Since power and profit in food lie entirely in the exchange between producer and consumer, I am always on the lookout for interesting new food network models. I was delighted, therefore, to be invited to visit Flanders recently, where a scheme called ‘Voedselteams’, or Foodteams, has been operating with great success for the past ten years.
The scheme works like this: a group of households in one neighbourhood (usually between 10-20 in number) decide to set up a Foodteam. They then register on the Foodteams website, where they can choose from a list of local organic producers of fruit and vegetables, meat, dairy, bread, and even wine. The food is ordered online, and the producers deliver once a week to a variety of locations, including members’ garages (as in the photo above), community kitchens, medical centres and so on. Members then take it turns to sort out the deliveries and organise the pick-ups, which typically take place in a two-hour weekly evening slot. Members and producers meet once a year, to review the scheme and discuss their approach for the following year.
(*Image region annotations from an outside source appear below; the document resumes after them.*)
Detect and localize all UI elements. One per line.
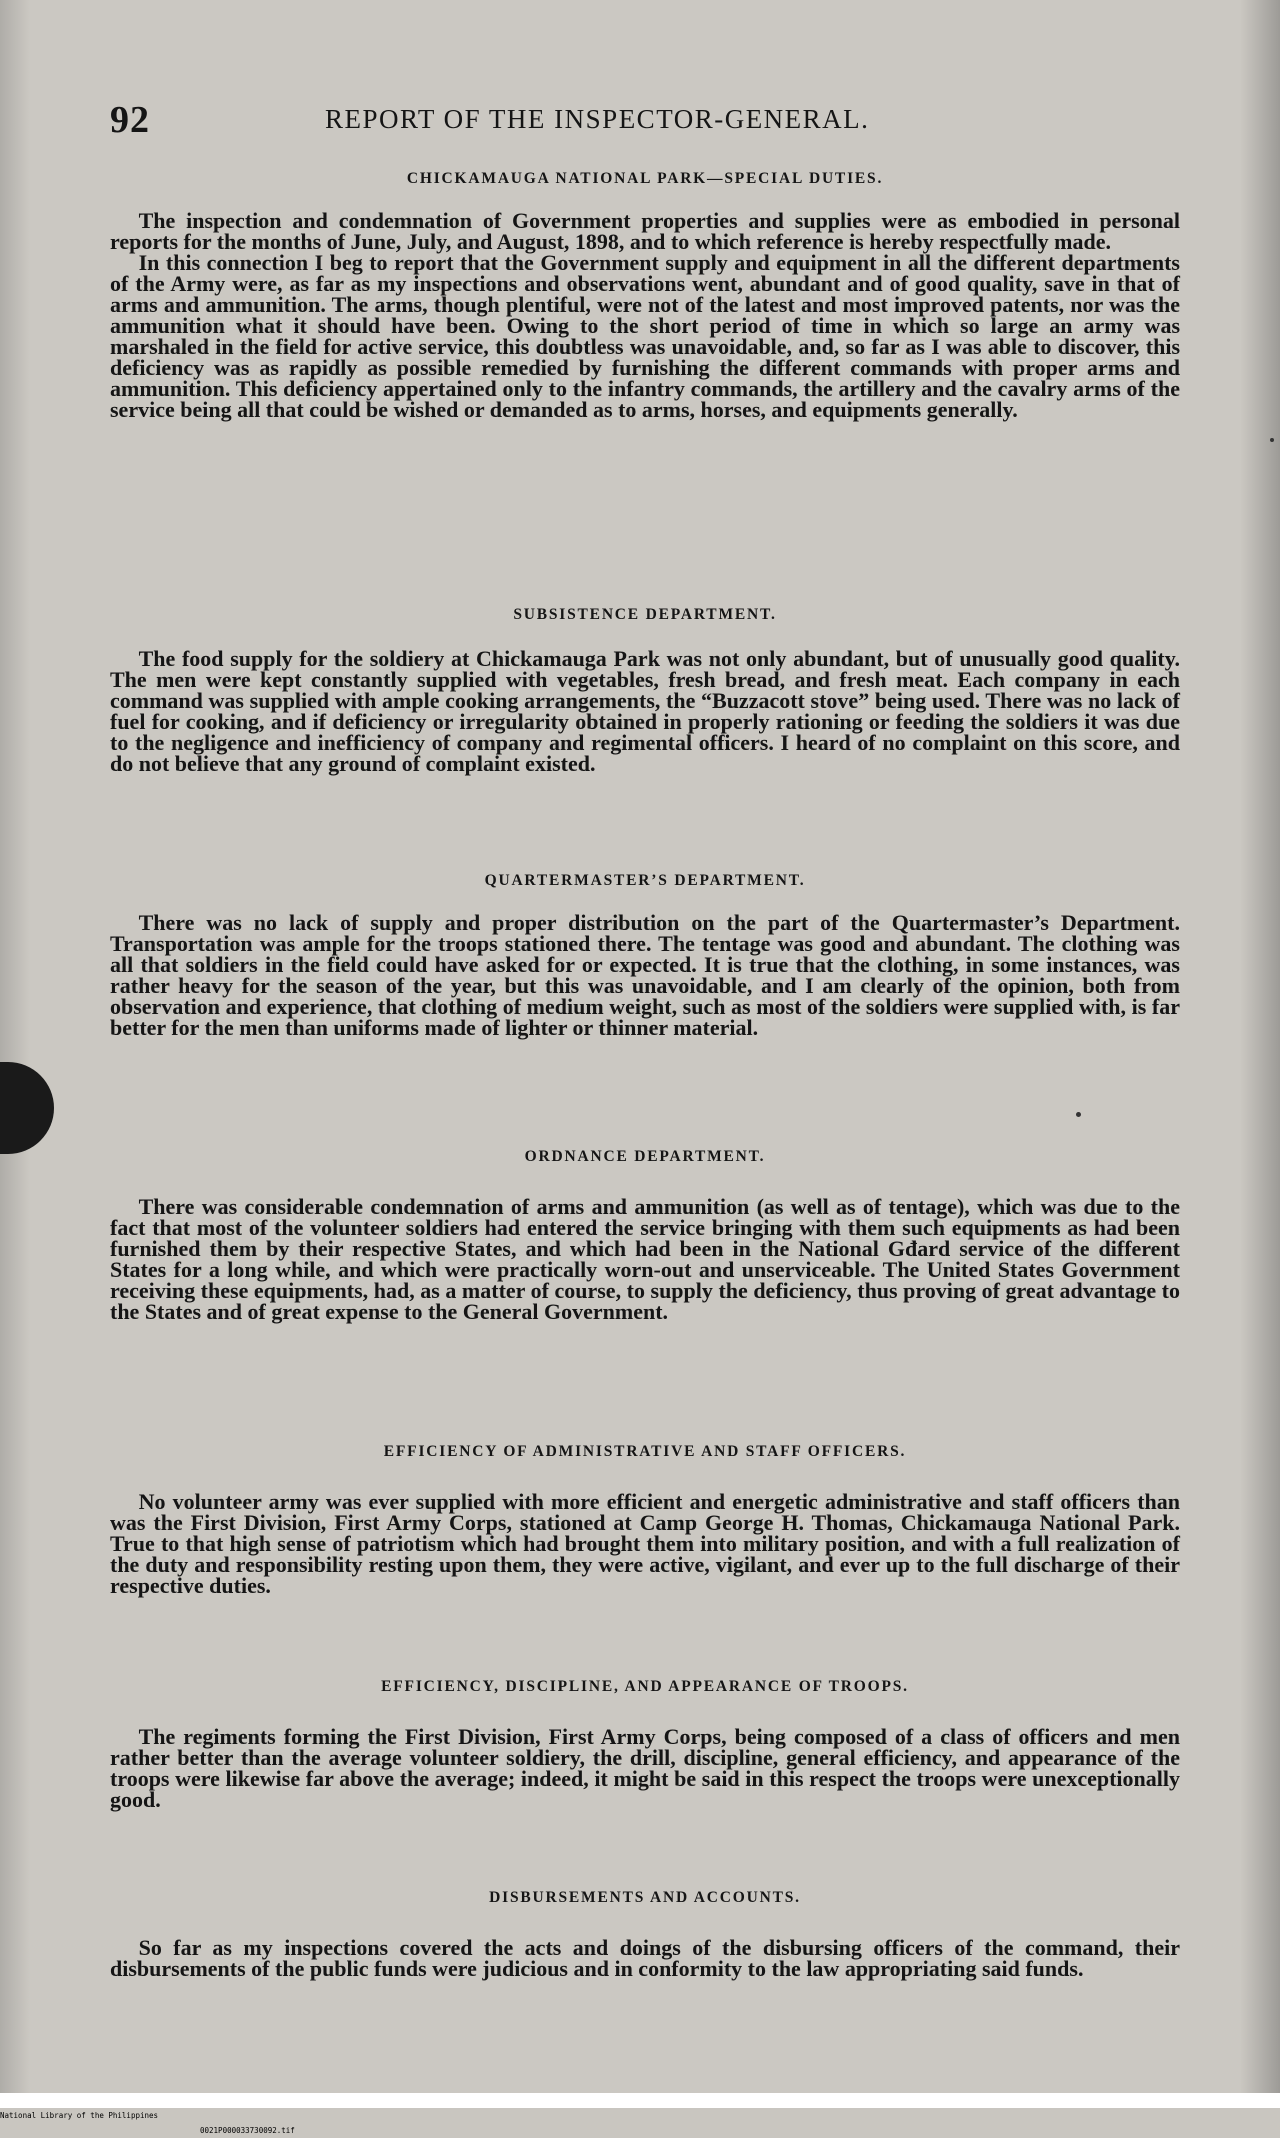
section-heading: CHICKAMAUGA NATIONAL PARK—SPECIAL DUTIES. [406, 170, 884, 187]
paragraph: The food supply for the soldiery at Chickamauga Park was not only abundant, but of unusually good quality. The men were kept constantly supplied with vegetables, fresh bread, and fresh meat. Each company in each command was supplied with ample cooking arrangements, the “Buzzacott stove” being used. There was no lack of fuel for cooking, and if deficiency or irregularity obtained in properly rationing or feeding the soldiers it was due to the negligence and inefficiency of company and regimental officers. I heard of no complaint on this score, and do not believe that any ground of complaint existed. [110, 646, 1180, 776]
page-header [110, 98, 1180, 148]
ink-speck [1270, 438, 1274, 442]
page-shadow-left [0, 0, 30, 2093]
paragraph: There was considerable condemnation of arms and ammunition (as well as of tentage), which was due to the fact that most of the volunteer soldiers had entered the service bringing with them such equipments as had been furnished them by their respective States, and which had been in the National Gđard service of the different States for a long while, and which were practically worn-out and unserviceable. The United States Government receiving these equipments, had, as a matter of course, to supply the deficiency, thus proving of great advantage to the States and of great expense to the General Government. [110, 1194, 1180, 1324]
section-troops [110, 1678, 1180, 1810]
file-name: 0021P000033730092.tif [200, 2126, 295, 2135]
paragraph: The inspection and condemnation of Government properties and supplies were as embodied in personal reports for the months of June, July, and August, 1898, and to which reference is hereby respectfully made. [110, 208, 1180, 254]
section-ordnance [110, 1148, 1180, 1322]
section-disbursements [110, 1889, 1180, 1979]
section-heading: ORDNANCE DEPARTMENT. [524, 1148, 766, 1165]
paragraph: The regiments forming the First Division, First Army Corps, being composed of a class of officers and men rather better than the average volunteer soldiery, the drill, discipline, general efficiency, and appearance of the troops were likewise far above the average; indeed, it might be said in this respect the troops were unexceptionally good. [110, 1724, 1180, 1812]
section-heading: DISBURSEMENTS AND ACCOUNTS. [489, 1889, 801, 1906]
thumb-shadow [0, 1062, 54, 1154]
library-credit: National Library of the Philippines [0, 2111, 159, 2120]
paragraph: In this connection I beg to report that the Government supply and equipment in all the different departments of the Army were, as far as my inspections and observations went, abundant and of good quality, save in that of arms and ammunition. The arms, though plentiful, were not of the latest and most improved patents, nor was the ammunition what it should have been. Owing to the short period of time in which so large an army was marshaled in the field for active service, this doubtless was unavoidable, and, so far as I was able to discover, this deficiency was as rapidly as possible remedied by furnishing the different commands with proper arms and ammunition. This deficiency appertained only to the infantry commands, the artillery and the cavalry arms of the service being all that could be wished or demanded as to arms, horses, and equipments generally. [110, 250, 1180, 422]
section-quartermaster [110, 872, 1180, 1038]
paragraph: So far as my inspections covered the acts and doings of the disbursing officers of the command, their disbursements of the public funds were judicious and in conformity to the law appropriating said funds. [110, 1935, 1180, 1981]
ink-speck [1076, 1112, 1081, 1117]
page-number: 92 [110, 99, 150, 141]
page-shadow-right [1240, 0, 1280, 2093]
section-heading: EFFICIENCY, DISCIPLINE, AND APPEARANCE OF TROOPS. [381, 1678, 909, 1695]
section-heading: EFFICIENCY OF ADMINISTRATIVE AND STAFF OFFICERS. [383, 1443, 907, 1460]
paragraph: There was no lack of supply and proper distribution on the part of the Quartermaster’s Department. Transportation was ample for the troops stationed there. The tentage was good and abundant. The clothing was all that soldiers in the field could have asked for or expected. It is true that the clothing, in some instances, was rather heavy for the season of the year, but this was unavoidable, and I am clearly of the opinion, both from observation and experience, that clothing of medium weight, such as most of the soldiers were supplied with, is far better for the men than uniforms made of lighter or thinner material. [110, 910, 1180, 1040]
section-heading: SUBSISTENCE DEPARTMENT. [513, 606, 777, 623]
section-subsistence [110, 606, 1180, 774]
running-head: REPORT OF THE INSPECTOR-GENERAL. [325, 104, 870, 134]
section-staff-officers [110, 1443, 1180, 1596]
section-special-duties [110, 170, 1180, 420]
scan-footer [0, 2093, 1280, 2135]
section-heading: QUARTERMASTER’S DEPARTMENT. [484, 872, 806, 889]
paragraph: No volunteer army was ever supplied with more efficient and energetic administrative and staff officers than was the First Division, First Army Corps, stationed at Camp George H. Thomas, Chickamauga National Park. True to that high sense of patriotism which had brought them into military position, and with a full realization of the duty and responsibility resting upon them, they were active, vigilant, and ever up to the full discharge of their respective duties. [110, 1489, 1180, 1598]
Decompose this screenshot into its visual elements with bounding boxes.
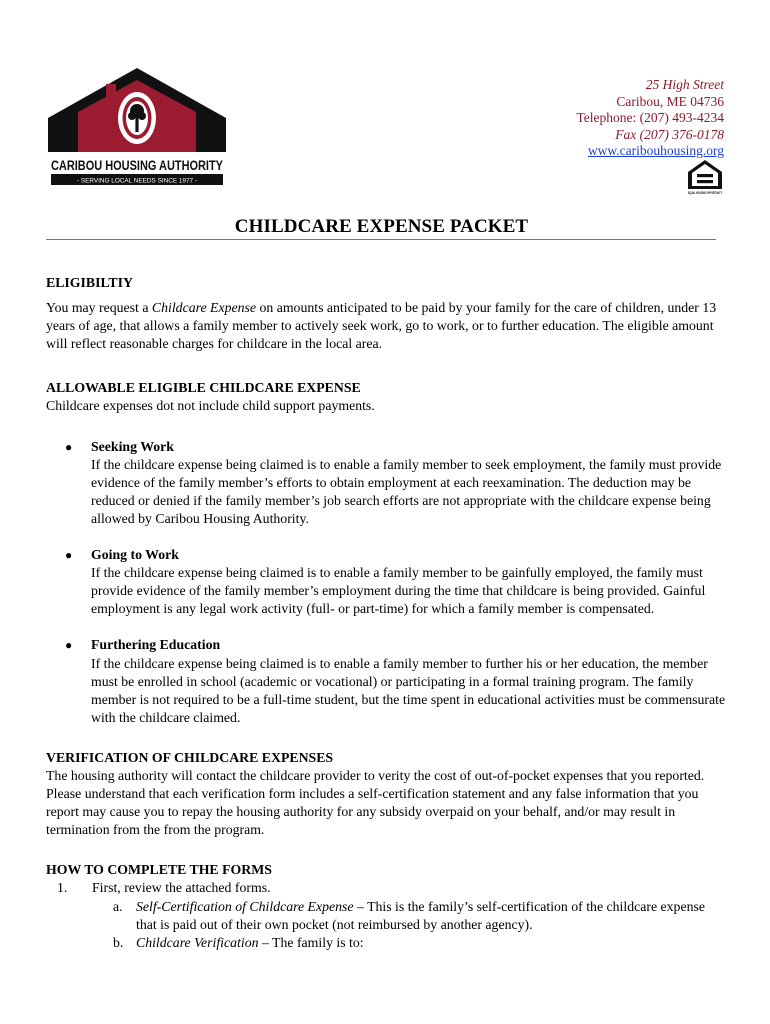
document-body [46,274,726,952]
logo-name: CARIBOU HOUSING AUTHORITY [51,158,224,174]
list-item [46,546,726,618]
eligibility-paragraph: You may request a Childcare Expense on amounts anticipated to be paid by your family for the care of children, under 13 years of age, that allows a family member to actively seek work, go to work, or to further education. The eligible amount will reflect reasonable charges for childcare in the local area. [46,300,717,352]
list-item-text: If the childcare expense being claimed is to enable a family member to further his or her education, the member must be enrolled in school (academic or vocational) or participating in a formal training program. The family member is not required to be a full-time student, but the time spent in educational activities must be commensurate with the childcare claimed. [91,655,726,725]
contact-info [576,77,724,160]
contact-telephone: Telephone: (207) 493-4234 [576,110,724,126]
list-item [46,636,726,726]
contact-fax: Fax (207) 376-0178 [615,126,724,142]
step-1 [46,879,726,897]
logo-tagline: - SERVING LOCAL NEEDS SINCE 1977 - [76,177,198,185]
list-item-text: If the childcare expense being claimed is to enable a family member to be gainfully employed, the family must provide evidence of the family member’s employment during the time that childcare is being provided. Gainful employment is any legal work activity (full- or part-time) for which a family member is compensated. [91,565,706,617]
equal-housing-text: EQUAL HOUSING OPPORTUNITY [688,191,723,195]
how-to-heading: HOW TO COMPLETE THE FORMS [46,862,272,878]
sub-step-letter: b. [113,934,124,950]
eligibility-heading: ELIGIBILTIY [46,275,133,290]
bullet-icon: ● [65,439,73,454]
caribou-housing-authority-logo [48,66,226,190]
list-item [46,438,726,528]
contact-website-link[interactable]: www.caribouhousing.org [587,143,724,159]
sub-step-text: – This is the family’s self-certification of the childcare expense that is paid out of their own pocket (not reimbursed by another agency). [136,898,705,932]
page-title: CHILDCARE EXPENSE PACKET [234,216,529,237]
bullet-icon: ● [65,638,73,653]
sub-step-letter: a. [113,898,123,914]
verification-heading: VERIFICATION OF CHILDCARE EXPENSES [46,749,334,765]
title-divider [46,239,716,240]
bullet-icon: ● [65,548,73,563]
sub-step-form-name: Childcare Verification [136,934,259,950]
list-item-heading: Going to Work [91,547,179,563]
sub-step-text: – The family is to: [258,934,364,950]
contact-street: 25 High Street [645,77,724,92]
equal-housing-icon [687,159,723,199]
step-1b [46,934,726,952]
list-item-heading: Furthering Education [91,637,221,653]
sub-step-form-name: Self-Certification of Childcare Expense [136,898,354,914]
contact-city: Caribou, ME 04736 [616,93,724,109]
allowable-list [46,438,726,727]
allowable-intro: Childcare expenses dot not include child support payments. [46,398,375,414]
allowable-heading: ALLOWABLE ELIGIBLE CHILDCARE EXPENSE [46,380,361,396]
list-item-heading: Seeking Work [91,438,174,454]
step-text: First, review the attached forms. [92,880,271,896]
step-1a [46,898,726,934]
list-item-text: If the childcare expense being claimed is to enable a family member to seek employment, the family must provide evidence of the family member’s efforts to obtain employment at each reexamination. The deduction may be reduced or denied if the family member’s job search efforts are not appropriate with the childcare expense being allowed by Caribou Housing Authority. [91,456,722,526]
verification-paragraph: The housing authority will contact the childcare provider to verity the cost of out-of-pocket expenses that you reported. Please understand that each verification form includes a self-certification statement and any false information that you report may cause you to repay the housing authority for any subsidy overpaid on your behalf, and/or may result in termination from the from the program. [46,767,705,838]
step-number: 1. [57,880,68,896]
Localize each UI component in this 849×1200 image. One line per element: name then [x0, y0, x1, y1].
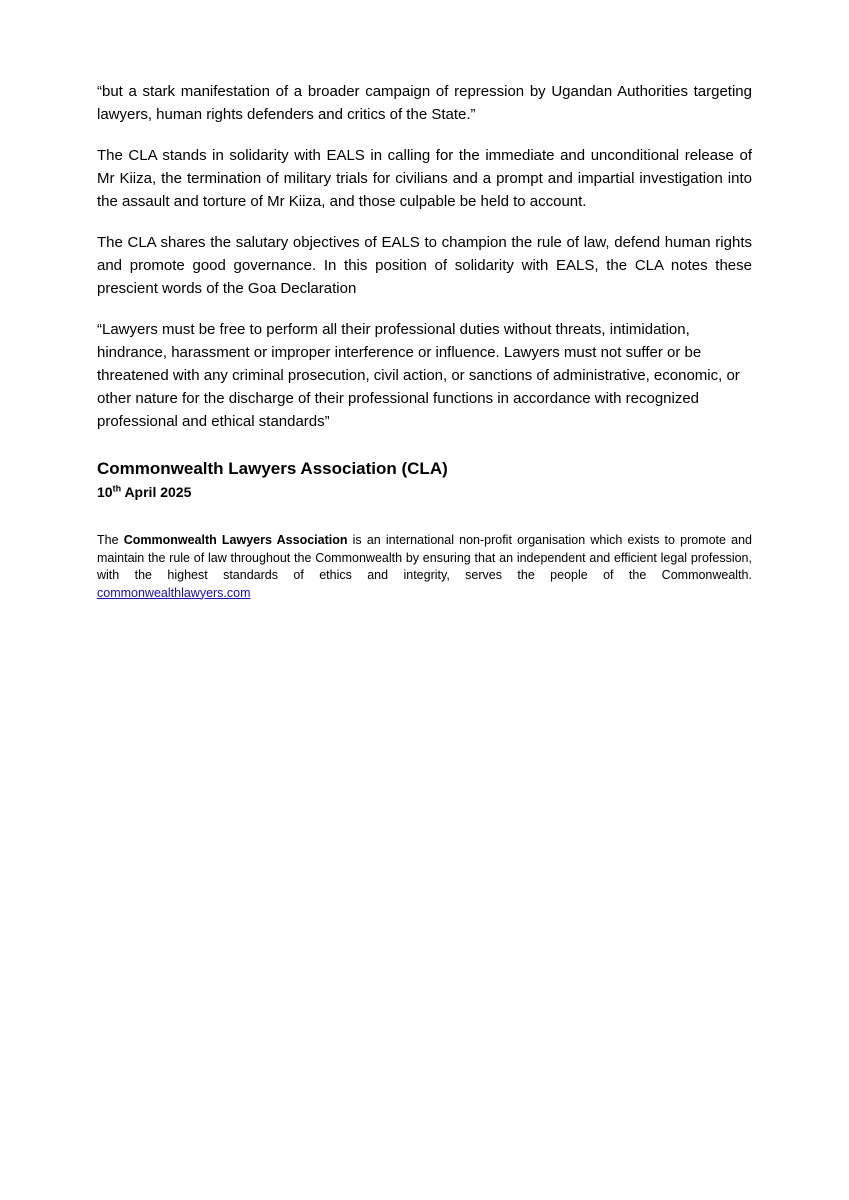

Membership costs just €10 per year, for which members not only get to eat tasty, local, seasonal and ethical food, but learn more about their food too. They forge links with their farmers, who often send notes with their produce, with background information, hints and recipes. Members also get to know one another through the scheme, and many now socialise outside the Foodteam context. With 70 producers supplying 90 Foodteams in Flanders, the success of the scheme is evident, and there are plans to extend it to the rest of Belgium, and indeed further afield.